Earlier today, in Illinois v. FEMA a federal district court ruled the Trump administration cannot deny federal disaster relief aid to "sanctuary" states that limit assistance to federal efforts to deport undocumented immigrants. The suit was brought by twenty state governments, led by the state of Illinois, and by the District of Columbia. This is the latest in a long line of decisions striking down Trump Administration efforts to impose immigration-related conditions on federal grants to state governments, even though those conditions were never authorized by Congress.
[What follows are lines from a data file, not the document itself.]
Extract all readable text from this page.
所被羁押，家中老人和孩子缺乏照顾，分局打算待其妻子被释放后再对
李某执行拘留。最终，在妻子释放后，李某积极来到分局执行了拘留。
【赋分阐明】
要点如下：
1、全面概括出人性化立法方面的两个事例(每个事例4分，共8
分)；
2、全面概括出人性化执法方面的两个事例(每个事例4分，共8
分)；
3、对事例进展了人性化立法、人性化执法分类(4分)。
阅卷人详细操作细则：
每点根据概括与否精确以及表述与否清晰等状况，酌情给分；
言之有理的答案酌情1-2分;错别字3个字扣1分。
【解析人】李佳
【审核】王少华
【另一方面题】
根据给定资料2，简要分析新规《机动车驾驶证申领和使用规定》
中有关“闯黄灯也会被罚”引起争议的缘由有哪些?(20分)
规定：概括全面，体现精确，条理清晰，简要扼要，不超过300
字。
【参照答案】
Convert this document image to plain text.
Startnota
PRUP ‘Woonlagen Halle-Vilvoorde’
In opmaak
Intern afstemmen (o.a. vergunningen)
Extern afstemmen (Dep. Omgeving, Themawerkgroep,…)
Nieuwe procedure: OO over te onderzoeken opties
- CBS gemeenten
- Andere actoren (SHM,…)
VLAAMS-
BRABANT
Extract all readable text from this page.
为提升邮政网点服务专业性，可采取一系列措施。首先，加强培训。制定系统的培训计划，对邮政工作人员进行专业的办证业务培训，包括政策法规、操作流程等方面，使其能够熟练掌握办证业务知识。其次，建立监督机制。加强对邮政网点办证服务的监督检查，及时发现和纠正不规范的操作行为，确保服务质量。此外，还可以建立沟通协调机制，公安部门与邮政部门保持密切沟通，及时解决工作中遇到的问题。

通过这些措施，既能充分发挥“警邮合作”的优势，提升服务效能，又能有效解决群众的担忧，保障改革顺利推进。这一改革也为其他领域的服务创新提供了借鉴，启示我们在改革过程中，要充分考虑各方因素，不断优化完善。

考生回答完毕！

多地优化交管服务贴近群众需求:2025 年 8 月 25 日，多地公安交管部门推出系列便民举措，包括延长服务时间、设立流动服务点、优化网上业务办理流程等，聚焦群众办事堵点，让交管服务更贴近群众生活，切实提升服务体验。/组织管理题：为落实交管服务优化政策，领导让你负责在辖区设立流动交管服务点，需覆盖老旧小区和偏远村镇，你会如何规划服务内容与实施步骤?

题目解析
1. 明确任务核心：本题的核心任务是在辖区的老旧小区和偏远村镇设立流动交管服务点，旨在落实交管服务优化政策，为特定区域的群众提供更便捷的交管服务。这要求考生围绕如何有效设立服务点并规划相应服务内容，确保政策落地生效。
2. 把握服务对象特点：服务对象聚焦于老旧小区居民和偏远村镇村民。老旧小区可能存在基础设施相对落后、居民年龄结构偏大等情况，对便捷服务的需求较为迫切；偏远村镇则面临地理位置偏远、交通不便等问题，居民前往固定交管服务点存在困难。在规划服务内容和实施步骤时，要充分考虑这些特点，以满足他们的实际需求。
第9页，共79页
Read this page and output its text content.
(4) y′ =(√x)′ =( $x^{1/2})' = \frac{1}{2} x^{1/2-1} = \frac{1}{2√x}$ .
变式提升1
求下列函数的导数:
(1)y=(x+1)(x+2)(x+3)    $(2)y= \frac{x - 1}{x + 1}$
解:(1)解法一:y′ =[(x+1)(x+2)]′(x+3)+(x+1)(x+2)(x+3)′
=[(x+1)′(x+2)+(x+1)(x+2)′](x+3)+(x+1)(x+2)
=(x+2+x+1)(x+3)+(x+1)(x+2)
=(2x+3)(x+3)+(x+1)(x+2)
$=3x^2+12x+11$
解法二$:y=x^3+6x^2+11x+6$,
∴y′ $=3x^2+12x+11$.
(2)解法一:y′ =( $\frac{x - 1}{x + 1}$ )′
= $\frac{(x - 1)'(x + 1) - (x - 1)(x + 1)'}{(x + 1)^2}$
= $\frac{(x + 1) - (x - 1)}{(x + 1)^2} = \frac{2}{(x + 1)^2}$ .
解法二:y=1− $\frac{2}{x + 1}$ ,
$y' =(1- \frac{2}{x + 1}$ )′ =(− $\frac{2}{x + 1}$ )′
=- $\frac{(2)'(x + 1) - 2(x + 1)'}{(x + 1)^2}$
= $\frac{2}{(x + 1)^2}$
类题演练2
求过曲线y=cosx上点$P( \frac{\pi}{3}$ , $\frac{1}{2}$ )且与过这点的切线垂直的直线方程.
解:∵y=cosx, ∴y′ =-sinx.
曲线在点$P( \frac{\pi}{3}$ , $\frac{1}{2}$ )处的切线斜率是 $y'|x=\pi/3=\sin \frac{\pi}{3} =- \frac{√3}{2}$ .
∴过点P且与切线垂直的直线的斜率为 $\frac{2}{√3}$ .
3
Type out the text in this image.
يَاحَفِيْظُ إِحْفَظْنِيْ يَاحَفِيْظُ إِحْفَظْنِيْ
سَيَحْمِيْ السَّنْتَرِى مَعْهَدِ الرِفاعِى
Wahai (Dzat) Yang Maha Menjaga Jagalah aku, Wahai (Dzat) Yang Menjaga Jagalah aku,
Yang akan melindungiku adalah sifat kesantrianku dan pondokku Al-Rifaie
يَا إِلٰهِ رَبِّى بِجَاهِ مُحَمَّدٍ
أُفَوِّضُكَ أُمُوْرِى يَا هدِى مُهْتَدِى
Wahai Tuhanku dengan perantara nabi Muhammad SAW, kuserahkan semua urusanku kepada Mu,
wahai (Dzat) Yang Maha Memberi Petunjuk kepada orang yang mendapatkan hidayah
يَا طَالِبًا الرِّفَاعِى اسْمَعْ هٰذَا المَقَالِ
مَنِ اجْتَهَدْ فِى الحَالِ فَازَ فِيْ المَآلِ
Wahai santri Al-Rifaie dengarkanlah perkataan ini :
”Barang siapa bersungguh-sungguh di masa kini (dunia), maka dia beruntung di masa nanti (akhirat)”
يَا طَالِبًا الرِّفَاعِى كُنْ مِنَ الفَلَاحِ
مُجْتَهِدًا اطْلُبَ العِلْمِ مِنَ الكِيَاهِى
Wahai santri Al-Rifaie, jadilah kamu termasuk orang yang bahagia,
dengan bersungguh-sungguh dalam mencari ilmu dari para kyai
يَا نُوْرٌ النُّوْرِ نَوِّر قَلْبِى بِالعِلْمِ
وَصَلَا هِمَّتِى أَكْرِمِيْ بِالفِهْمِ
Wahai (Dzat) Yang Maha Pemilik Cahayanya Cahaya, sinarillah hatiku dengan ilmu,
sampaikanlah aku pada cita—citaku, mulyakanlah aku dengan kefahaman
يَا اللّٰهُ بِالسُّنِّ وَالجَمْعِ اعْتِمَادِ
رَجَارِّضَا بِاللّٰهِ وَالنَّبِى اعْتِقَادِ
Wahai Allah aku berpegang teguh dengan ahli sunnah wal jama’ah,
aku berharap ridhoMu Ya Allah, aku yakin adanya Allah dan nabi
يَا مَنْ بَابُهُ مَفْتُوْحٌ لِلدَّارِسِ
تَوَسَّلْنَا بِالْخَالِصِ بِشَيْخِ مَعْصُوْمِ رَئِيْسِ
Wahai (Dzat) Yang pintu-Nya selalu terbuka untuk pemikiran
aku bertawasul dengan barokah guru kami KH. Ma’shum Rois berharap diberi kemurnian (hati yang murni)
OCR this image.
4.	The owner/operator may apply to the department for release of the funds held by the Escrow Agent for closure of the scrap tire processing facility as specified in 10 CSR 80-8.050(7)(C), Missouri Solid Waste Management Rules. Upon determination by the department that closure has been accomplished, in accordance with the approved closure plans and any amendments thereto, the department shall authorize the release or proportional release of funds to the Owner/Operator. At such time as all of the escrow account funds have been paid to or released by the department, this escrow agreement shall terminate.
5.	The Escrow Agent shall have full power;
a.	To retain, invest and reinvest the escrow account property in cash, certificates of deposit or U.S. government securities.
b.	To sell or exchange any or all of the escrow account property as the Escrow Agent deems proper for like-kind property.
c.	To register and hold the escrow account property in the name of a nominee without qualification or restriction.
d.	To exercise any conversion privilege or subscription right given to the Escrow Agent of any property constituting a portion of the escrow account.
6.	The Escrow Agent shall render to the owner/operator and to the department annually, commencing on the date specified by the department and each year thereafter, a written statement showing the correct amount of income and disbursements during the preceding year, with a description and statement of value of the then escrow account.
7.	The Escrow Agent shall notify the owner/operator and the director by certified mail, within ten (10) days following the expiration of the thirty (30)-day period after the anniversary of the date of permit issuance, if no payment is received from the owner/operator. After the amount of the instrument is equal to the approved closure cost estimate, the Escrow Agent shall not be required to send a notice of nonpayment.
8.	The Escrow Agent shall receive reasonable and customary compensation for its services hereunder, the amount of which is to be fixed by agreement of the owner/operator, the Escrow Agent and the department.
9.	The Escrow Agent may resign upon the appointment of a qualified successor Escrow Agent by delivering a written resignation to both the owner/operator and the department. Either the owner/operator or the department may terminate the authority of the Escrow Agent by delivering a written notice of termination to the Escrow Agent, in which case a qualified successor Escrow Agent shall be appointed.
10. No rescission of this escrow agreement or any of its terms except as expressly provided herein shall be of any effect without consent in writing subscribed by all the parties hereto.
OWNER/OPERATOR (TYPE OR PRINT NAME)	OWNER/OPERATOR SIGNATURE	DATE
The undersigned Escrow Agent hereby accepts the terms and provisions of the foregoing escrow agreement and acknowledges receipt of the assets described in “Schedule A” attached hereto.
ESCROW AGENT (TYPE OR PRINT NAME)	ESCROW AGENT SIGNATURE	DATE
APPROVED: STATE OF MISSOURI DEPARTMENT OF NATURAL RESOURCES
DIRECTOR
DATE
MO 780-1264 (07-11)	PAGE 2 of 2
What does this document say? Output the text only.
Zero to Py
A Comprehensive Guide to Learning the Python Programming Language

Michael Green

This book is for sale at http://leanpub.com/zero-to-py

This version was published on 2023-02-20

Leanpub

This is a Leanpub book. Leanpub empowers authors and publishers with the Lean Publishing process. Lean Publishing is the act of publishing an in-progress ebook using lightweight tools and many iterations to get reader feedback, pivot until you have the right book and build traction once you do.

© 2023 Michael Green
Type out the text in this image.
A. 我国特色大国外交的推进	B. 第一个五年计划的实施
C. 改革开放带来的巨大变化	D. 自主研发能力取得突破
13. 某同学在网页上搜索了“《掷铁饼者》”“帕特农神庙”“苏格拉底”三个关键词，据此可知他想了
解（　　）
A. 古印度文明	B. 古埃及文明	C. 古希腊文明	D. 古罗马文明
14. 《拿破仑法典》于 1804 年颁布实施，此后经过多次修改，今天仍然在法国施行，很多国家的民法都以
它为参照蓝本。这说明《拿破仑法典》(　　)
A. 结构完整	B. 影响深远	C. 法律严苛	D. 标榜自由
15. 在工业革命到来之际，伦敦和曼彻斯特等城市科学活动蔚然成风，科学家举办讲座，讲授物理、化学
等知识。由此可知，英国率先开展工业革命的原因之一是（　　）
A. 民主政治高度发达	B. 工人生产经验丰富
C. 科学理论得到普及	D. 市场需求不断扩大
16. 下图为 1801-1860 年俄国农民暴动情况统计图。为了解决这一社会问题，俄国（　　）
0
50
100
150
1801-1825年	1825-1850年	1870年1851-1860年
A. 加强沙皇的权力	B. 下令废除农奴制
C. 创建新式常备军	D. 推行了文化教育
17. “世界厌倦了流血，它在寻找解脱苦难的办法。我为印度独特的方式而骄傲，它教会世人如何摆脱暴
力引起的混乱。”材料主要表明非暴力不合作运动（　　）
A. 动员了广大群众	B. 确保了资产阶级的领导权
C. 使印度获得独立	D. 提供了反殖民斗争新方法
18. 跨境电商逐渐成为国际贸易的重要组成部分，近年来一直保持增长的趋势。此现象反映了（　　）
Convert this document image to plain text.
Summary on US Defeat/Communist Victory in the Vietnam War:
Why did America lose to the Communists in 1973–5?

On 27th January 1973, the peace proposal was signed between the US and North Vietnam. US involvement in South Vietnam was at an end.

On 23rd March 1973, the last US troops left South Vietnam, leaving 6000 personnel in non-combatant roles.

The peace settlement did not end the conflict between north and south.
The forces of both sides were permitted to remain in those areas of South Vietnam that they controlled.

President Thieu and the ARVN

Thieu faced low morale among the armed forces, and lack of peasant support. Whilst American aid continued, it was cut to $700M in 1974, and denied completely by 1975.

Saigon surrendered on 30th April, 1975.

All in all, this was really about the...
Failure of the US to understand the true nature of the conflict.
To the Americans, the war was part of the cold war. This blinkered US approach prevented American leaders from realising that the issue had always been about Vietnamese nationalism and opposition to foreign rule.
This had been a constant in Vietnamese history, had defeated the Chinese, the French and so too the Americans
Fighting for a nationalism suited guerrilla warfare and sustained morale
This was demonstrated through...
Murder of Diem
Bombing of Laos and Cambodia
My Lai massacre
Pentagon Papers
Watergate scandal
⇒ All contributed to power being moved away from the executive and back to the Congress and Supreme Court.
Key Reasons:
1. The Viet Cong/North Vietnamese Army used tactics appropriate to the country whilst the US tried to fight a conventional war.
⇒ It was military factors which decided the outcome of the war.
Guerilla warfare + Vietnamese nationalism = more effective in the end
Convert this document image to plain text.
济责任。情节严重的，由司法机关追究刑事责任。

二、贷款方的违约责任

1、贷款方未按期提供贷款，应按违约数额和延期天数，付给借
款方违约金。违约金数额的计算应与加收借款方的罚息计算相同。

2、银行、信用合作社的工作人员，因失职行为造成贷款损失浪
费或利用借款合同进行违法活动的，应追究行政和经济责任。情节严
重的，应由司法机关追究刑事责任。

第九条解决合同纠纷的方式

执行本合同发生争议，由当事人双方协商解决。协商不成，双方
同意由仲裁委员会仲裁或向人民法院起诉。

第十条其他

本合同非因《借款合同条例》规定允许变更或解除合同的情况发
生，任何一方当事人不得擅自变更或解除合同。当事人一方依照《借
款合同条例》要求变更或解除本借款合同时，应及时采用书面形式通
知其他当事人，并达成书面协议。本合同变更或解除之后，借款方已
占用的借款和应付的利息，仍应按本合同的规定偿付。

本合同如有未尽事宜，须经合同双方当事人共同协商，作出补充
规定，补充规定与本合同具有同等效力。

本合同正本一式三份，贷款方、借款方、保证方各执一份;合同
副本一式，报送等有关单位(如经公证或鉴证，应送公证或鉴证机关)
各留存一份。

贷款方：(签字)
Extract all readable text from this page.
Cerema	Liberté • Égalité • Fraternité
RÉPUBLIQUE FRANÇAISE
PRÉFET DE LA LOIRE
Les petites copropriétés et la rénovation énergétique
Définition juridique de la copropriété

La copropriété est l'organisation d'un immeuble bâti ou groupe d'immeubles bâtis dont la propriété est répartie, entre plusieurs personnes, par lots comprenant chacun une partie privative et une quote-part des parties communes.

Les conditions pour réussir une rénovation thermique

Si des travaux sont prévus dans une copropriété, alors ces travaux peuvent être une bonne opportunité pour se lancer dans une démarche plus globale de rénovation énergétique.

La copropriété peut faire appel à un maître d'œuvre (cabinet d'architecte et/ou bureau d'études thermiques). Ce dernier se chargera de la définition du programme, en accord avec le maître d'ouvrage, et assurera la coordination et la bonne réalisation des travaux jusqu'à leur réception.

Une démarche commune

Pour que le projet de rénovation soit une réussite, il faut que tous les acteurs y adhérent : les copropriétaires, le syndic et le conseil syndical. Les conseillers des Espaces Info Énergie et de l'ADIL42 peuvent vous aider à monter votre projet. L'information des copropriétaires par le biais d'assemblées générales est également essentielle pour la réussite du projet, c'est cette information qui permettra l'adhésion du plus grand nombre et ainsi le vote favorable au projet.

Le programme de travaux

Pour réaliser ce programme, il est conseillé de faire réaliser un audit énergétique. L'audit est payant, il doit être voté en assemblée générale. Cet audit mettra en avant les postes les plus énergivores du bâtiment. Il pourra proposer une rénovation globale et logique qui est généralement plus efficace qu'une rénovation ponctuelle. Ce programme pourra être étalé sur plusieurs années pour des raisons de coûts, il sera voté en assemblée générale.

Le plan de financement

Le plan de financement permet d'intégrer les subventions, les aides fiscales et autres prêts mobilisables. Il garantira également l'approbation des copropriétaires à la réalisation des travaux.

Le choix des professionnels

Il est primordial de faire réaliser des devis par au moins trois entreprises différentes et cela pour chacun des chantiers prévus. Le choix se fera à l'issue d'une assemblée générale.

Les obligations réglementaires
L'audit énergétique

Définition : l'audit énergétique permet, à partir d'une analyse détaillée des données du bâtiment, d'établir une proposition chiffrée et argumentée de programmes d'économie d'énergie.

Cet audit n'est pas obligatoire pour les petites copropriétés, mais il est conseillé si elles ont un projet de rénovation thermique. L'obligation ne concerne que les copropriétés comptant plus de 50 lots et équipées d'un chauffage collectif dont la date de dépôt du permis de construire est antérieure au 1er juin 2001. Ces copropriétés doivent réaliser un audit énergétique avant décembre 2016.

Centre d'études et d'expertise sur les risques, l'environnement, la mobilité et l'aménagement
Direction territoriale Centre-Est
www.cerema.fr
Federal District Judge William E. Smith (a Republican George W. Bush appointee) ruled the Trump conditions violated the Spending Clause of the Constitution in three ways: the conditions are ambiguous, they aren't related to the purposes of the grants in question, and they are onerous enough to be coercive:
First, the Court finds that the contested conditions are not reasonably related to the purposes of the grants to which they attach. DHS justifies the conditions by pointing to its broad homeland security mission, but the grants at issue fund programs such as disaster relief, fire safety, dam safety, and emergency preparedness. Sweeping immigration-related conditions imposed on every DHS-administered grant, regardless of statutory purpose, lack the necessary tailoring. The Spending Clause requires that conditions be "reasonably calculated" to advance the purposes for which funds are expended, [South Dakota v.] Dole, 483 U.S. at 209, and DHS has failed to demonstrate any such connection outside of a few programs like Operation Stonegarden. The Court therefore concludes that the conditions are overbroad and unrelated to the underlying programs.
Second, the Court finds that the conditions are coercive. The record shows that states rely on these grants for billions of dollars annually in disaster relief and public safety funds that cannot be replaced by state revenues. Denying such funding if states refuse to comply with vague immigration requirements leaves them with no meaningful choice, particularly where state budgets are already committed. The financial pressure here goes well beyond the "relatively mild encouragement" approved in Dole, 483 U.S. at 211, and amounts instead to "economic dragooning" of the sort condemned in NFIB [v. Sebelius], 567 U.S. at 582. The coercion is even more pronounced because the threatened funds involve essential public safety responsibilities rather than optional or peripheral programs.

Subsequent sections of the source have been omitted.